Representative Chris Collins

The Case of Representative Chris Collins

These allegations have led some to compare these Members of Congress to Representative Chris Collins, who was recently sentenced to 26 months in prison for insider trading. But the cases have almost nothing in common. Collins served on the board of a pharmaceutical company and sold stock in that company after receiving confidential information from the board chairman that a major drug trial had failed. The Collins case differs from these current allegations in two important respects. First, the inside information Collins gained was not as a result of his work on Capitol Hill. His status as a Congressman was irrelevant to his insider trading case, as was the STOCK Act. Collins could have been just any board member, trading on confidential information received from the chairman. And second, the information Collins received was specific to the one company in whose stock he subsequently traded – it wasn’t information about a potential overall market decline.

The Appropriate Remedy

These stock trades deserve to be investigated. Some certainly seem to violate the spirit of the STOCK Act. But given the issues described above, it seems unlikely that any will result in a criminal case. And a criminal remedy is not necessarily the answer; there are many possible consequences for these actions besides a criminal prosecution. The SEC may pursue civil insider trading charges, where the penalties may include fines and disgorging of profits. Other shareholders in companies that were dumped may sue for civil stock fraud. The Ethics Committees can explore the allegations and impose sanctions as well; Senator Burr, for example, has already requested an Ethic Committee investigation of his own stock trades. Members of Congress could face calls to resign, as some already have. And of course, voters have the ultimate political sanction at the ballot box for any offenders who run for re-election.

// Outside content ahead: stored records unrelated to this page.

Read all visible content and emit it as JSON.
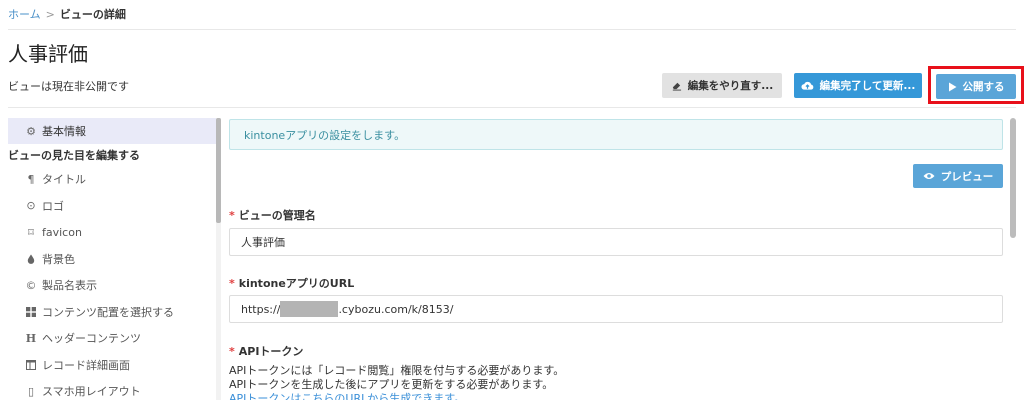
{
  "breadcrumb": {
    "home": "ホーム",
    "separator": ">",
    "current": "ビューの詳細"
  },
  "page": {
    "title": "人事評価",
    "status": "ビューは現在非公開です"
  },
  "actions": {
    "redo_label": "編集をやり直す...",
    "update_label": "編集完了して更新...",
    "publish_label": "公開する",
    "preview_label": "プレビュー"
  },
  "sidebar": {
    "basic": "基本情報",
    "section_header": "ビューの見た目を編集する",
    "items": [
      {
        "label": "タイトル",
        "icon": "¶"
      },
      {
        "label": "ロゴ",
        "icon": "⊙"
      },
      {
        "label": "favicon",
        "icon": "⌑"
      },
      {
        "label": "背景色",
        "icon": "💧"
      },
      {
        "label": "製品名表示",
        "icon": "©"
      },
      {
        "label": "コンテンツ配置を選択する",
        "icon": "▦"
      },
      {
        "label": "ヘッダーコンテンツ",
        "icon": "H"
      },
      {
        "label": "レコード詳細画面",
        "icon": "◫"
      },
      {
        "label": "スマホ用レイアウト",
        "icon": "▯"
      }
    ]
  },
  "main": {
    "info": "kintoneアプリの設定をします。",
    "fields": {
      "view_name_label": "ビューの管理名",
      "view_name_value": "人事評価",
      "url_label": "kintoneアプリのURL",
      "url_prefix": "https://",
      "url_suffix": ".cybozu.com/k/8153/",
      "token_label": "APIトークン"
    },
    "token_help": [
      "APIトークンには「レコード閲覧」権限を付与する必要があります。",
      "APIトークンを生成した後にアプリを更新をする必要があります。"
    ],
    "token_link": "APIトークンはこちらのURLから生成できます。"
  },
  "colors": {
    "accent": "#3598d8",
    "highlight": "#e8101a",
    "info_bg": "#eef8f9"
  }
}
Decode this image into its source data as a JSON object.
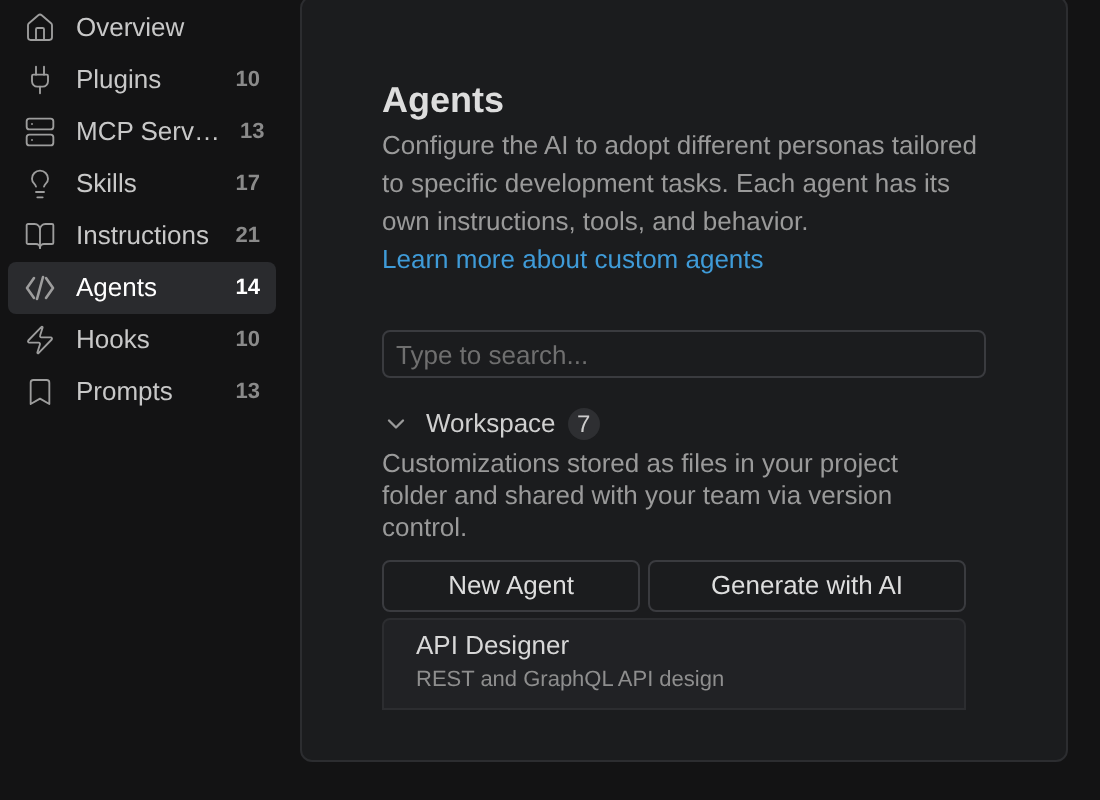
{
  "sidebar": {
    "items": [
      {
        "kind": "home",
        "label": "Overview",
        "selected": false
      },
      {
        "kind": "plug",
        "label": "Plugins",
        "count": "10",
        "selected": false
      },
      {
        "kind": "server",
        "label": "MCP Serv…",
        "count": "13",
        "selected": false
      },
      {
        "kind": "bulb",
        "label": "Skills",
        "count": "17",
        "selected": false
      },
      {
        "kind": "book",
        "label": "Instructions",
        "count": "21",
        "selected": false
      },
      {
        "kind": "agent",
        "label": "Agents",
        "count": "14",
        "selected": true
      },
      {
        "kind": "zap",
        "label": "Hooks",
        "count": "10",
        "selected": false
      },
      {
        "kind": "bookmark",
        "label": "Prompts",
        "count": "13",
        "selected": false
      }
    ]
  },
  "main": {
    "title": "Agents",
    "description": "Configure the AI to adopt different personas tailored to specific development tasks. Each agent has its own instructions, tools, and behavior.",
    "link": "Learn more about custom agents",
    "search": {
      "placeholder": "Type to search..."
    },
    "section": {
      "title": "Workspace",
      "count": "7",
      "expanded": true,
      "description": "Customizations stored as files in your project folder and shared with your team via version control.",
      "buttons": [
        "New Agent",
        "Generate with AI"
      ],
      "agents": [
        {
          "name": "API Designer",
          "description": "REST and GraphQL API design"
        }
      ]
    }
  }
}
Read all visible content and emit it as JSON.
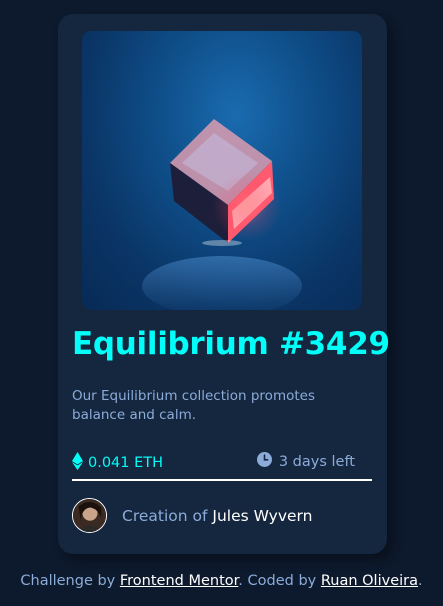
{
  "card": {
    "title": "Equilibrium #3429",
    "description": "Our Equilibrium collection promotes balance and calm.",
    "price": "0.041 ETH",
    "time_left": "3 days left",
    "creator_prefix": "Creation of ",
    "creator_name": "Jules Wyvern"
  },
  "footer": {
    "challenge_prefix": "Challenge by ",
    "challenge_link": "Frontend Mentor",
    "coded_prefix": ". Coded by ",
    "author_link": "Ruan Oliveira",
    "suffix": "."
  },
  "icons": {
    "price": "ethereum-icon",
    "time": "clock-icon"
  },
  "colors": {
    "background": "#0d192c",
    "card": "#15263f",
    "accent_cyan": "#00fff8",
    "soft_blue": "#8bacd9",
    "white": "#ffffff"
  }
}
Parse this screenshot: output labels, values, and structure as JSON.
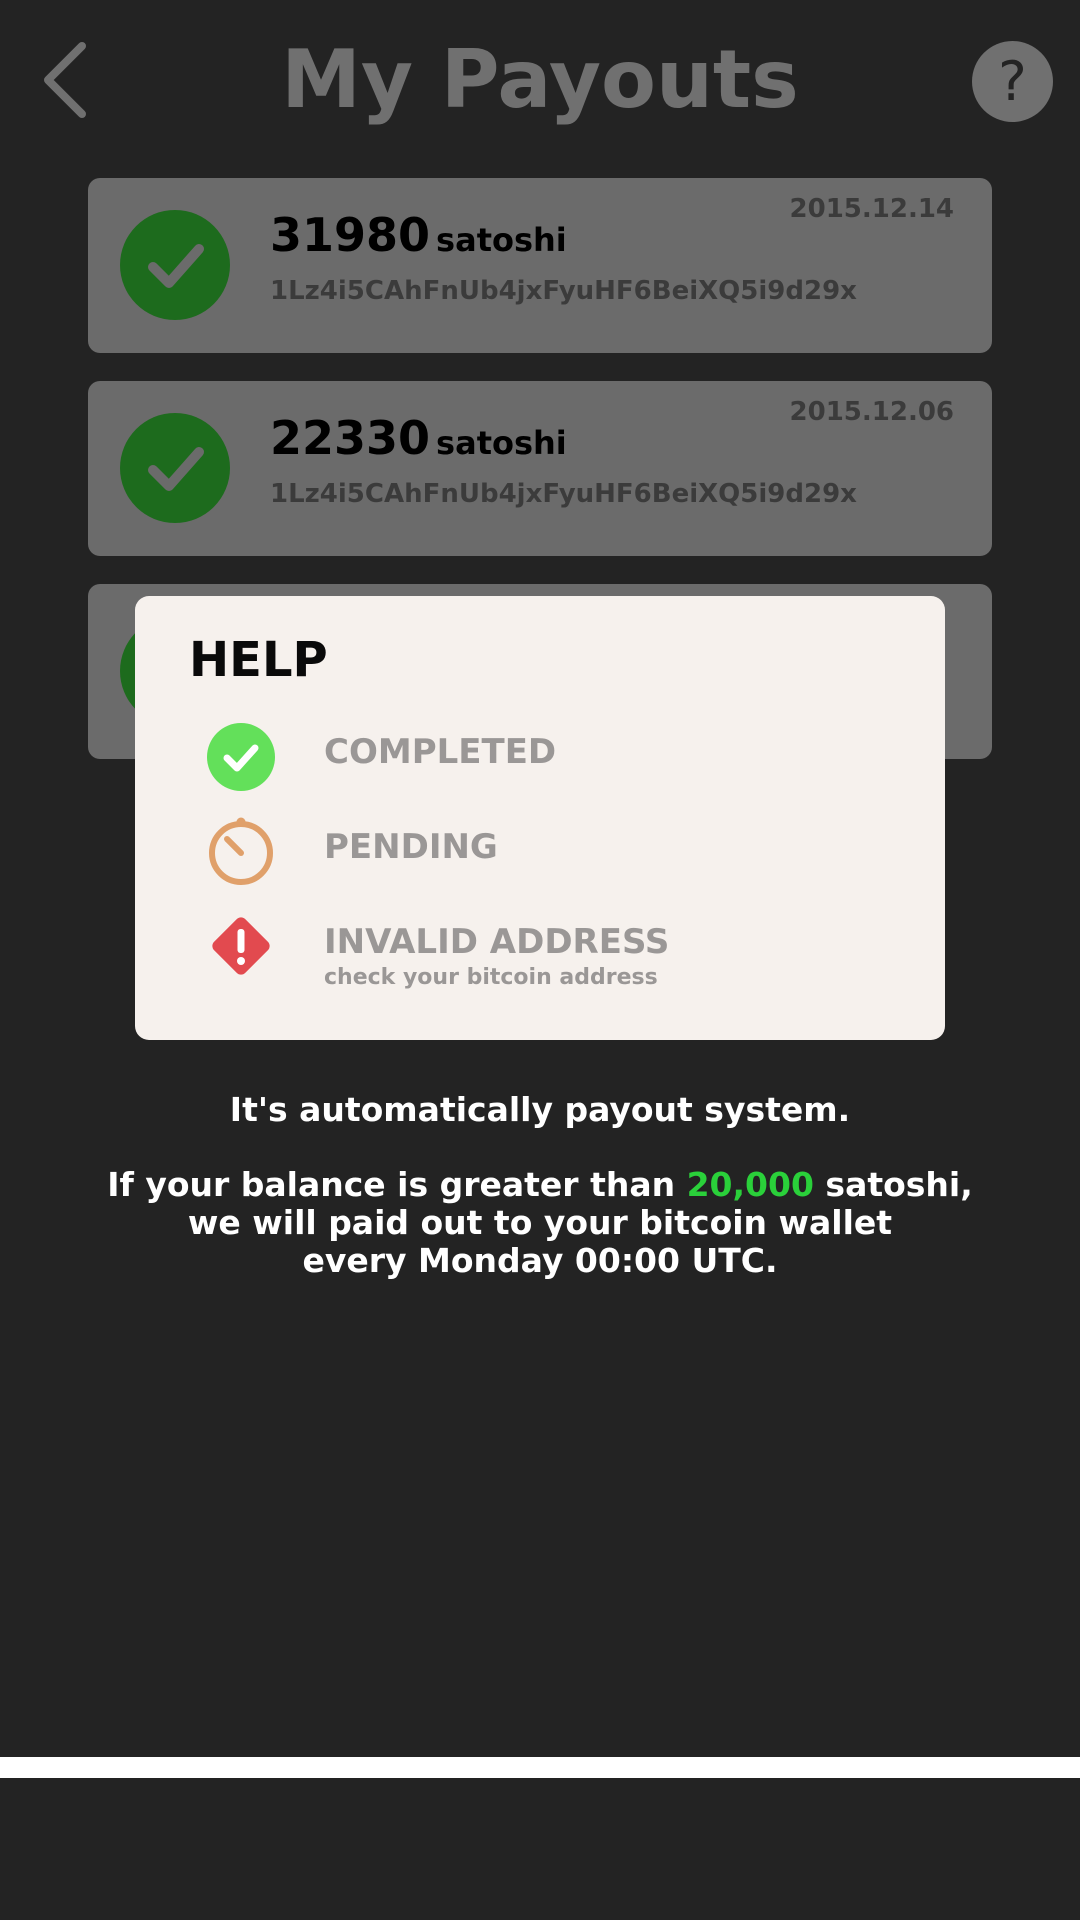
{
  "header": {
    "title": "My Payouts",
    "help_symbol": "?"
  },
  "payouts": [
    {
      "amount": "31980",
      "unit": "satoshi",
      "address": "1Lz4i5CAhFnUb4jxFyuHF6BeiXQ5i9d29x",
      "date": "2015.12.14",
      "status": "completed"
    },
    {
      "amount": "22330",
      "unit": "satoshi",
      "address": "1Lz4i5CAhFnUb4jxFyuHF6BeiXQ5i9d29x",
      "date": "2015.12.06",
      "status": "completed"
    },
    {
      "amount": "",
      "unit": "",
      "address": "",
      "date": "",
      "status": "completed"
    }
  ],
  "help": {
    "title": "HELP",
    "legend": [
      {
        "label": "COMPLETED",
        "icon": "check-circle-icon",
        "color": "#63e05a"
      },
      {
        "label": "PENDING",
        "icon": "stopwatch-icon",
        "color": "#e0a06a"
      },
      {
        "label": "INVALID ADDRESS",
        "sublabel": "check your bitcoin address",
        "icon": "warning-diamond-icon",
        "color": "#e24a4f"
      }
    ]
  },
  "info": {
    "line1": "It's automatically payout system.",
    "line2_prefix": "If your balance is greater than ",
    "line2_highlight": "20,000",
    "line2_suffix": " satoshi,",
    "line3": "we will paid out to your bitcoin wallet",
    "line4": "every Monday 00:00 UTC."
  },
  "colors": {
    "background": "#232323",
    "card": "#6b6b6b",
    "completed_dim": "#1d6b1d",
    "highlight": "#2ad03a",
    "modal": "#f6f1ed"
  }
}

One good outcome would be for this scandal to lead to reforms that include a requirement that every Member of Congress hold their stocks and other assets in blind trust, with absolutely no control over investment decisions. Until that is the norm, allegations like this will continue to arise and there will always be suspicions that some Members are using the power of their office unfairly to line their own pockets. Such conduct may not always be criminal, but it’s always wrong.